On how strings work in Python
Strings are the things stuck between quotation marks. It’s like dialogue in a book, except a bit knottier. So, “Hello, it’s me” is a string. Using IDLE (see previous post), try printing that out in Python 3 like this:
>>>print (“Hello, it’s me”)
It should work like a charm. Now, try this:
>>>print (Hello, its me)
This time, I’ve set you up for failure. You should have gotten the annoying message: SyntaxError: invalid syntax. That’s because Python is looking for a string here and won’t accept it without some quotation marks. It’s like having a super strict elementary school teacher who will not cut you any slack (yes, I’m looking at you, Mrs. Decker!). But Python will also accept some other versions of quotations marks to make a string. Try these two versions in your Shell:
>>>print ('Hello, it is I')
>>>print ('''Hello, it is I''')
Those should work.

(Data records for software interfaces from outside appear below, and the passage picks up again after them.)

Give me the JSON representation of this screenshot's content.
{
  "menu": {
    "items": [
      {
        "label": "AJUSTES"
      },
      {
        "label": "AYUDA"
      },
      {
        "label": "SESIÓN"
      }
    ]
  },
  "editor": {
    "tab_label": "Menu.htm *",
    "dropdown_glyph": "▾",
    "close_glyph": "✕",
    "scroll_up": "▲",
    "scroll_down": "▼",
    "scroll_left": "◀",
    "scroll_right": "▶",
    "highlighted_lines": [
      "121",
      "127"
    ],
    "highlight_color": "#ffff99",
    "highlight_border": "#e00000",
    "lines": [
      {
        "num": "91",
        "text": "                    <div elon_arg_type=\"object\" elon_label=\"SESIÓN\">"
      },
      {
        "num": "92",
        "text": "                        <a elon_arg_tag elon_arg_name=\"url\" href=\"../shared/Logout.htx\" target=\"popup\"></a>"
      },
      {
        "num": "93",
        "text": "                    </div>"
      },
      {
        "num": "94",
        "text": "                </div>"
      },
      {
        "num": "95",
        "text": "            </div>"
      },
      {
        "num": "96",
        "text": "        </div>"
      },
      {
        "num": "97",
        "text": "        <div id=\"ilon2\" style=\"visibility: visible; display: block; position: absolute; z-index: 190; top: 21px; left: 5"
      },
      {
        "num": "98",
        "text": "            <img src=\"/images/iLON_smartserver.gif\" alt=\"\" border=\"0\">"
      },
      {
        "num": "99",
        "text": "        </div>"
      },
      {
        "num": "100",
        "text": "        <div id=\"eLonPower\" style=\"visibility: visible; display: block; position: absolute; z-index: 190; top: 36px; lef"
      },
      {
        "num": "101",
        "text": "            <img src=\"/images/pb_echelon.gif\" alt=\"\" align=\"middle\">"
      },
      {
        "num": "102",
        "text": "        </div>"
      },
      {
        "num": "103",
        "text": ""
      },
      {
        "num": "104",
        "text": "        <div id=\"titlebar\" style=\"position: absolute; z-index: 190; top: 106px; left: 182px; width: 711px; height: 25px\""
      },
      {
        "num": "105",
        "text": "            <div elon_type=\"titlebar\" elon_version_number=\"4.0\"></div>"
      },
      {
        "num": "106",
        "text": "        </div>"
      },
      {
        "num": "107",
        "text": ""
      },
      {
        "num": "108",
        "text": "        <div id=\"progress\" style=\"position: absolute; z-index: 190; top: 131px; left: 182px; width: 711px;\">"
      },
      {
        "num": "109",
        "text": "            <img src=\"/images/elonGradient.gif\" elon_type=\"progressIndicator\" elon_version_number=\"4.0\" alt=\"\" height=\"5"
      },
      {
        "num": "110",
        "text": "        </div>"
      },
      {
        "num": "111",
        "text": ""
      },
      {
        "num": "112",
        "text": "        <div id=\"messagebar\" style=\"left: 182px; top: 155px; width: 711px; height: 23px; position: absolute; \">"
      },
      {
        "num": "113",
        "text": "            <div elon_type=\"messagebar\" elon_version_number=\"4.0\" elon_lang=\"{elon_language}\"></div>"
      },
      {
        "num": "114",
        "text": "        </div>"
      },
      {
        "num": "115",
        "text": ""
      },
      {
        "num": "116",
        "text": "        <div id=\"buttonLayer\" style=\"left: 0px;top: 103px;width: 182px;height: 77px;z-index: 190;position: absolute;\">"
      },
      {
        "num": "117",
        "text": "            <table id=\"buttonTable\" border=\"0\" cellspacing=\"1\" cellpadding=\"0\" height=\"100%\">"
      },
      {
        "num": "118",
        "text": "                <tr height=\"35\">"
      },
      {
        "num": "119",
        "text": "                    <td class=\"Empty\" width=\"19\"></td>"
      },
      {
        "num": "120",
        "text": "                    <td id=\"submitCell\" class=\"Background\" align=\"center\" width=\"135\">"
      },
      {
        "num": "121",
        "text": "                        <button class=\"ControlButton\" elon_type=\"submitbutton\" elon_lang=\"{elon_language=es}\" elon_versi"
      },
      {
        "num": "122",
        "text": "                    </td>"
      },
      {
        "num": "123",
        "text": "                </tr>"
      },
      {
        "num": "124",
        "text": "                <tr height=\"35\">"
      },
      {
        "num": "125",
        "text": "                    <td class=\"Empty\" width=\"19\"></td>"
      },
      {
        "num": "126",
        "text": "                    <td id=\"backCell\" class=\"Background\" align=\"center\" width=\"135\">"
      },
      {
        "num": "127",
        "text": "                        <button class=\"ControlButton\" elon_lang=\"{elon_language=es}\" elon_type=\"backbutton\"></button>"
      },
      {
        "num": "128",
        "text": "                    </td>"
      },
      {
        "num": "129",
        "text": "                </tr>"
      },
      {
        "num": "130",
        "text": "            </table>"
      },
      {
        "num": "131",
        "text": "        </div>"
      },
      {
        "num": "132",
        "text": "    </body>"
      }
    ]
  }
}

Bottom line: you can use single, double, or even triple quotation marks to make a string. (Mrs. Decker would have hated that.) Now, try this:
>>>print ('Hello, it's me')
That should give you another error, this time a “SyntaxError.” That’s because Python can’t tell the difference between a quotation mark and an apostrophe. In its little literal mind, it sees three quotation marks and so can’t tell where the string is starting and ending. So, it’s not quite a string. It’s more of a knot. And knots will tangle you up. Kind of like a real python will. Beware.
PS – There are about a bajillion ways of messing around with strings. For a long list of ways of playing with string, I recommend you have a look at the official list of string methods. Just don’t let the list intimidate you. For most folks, only a handful of these are used on a day-to-day basis.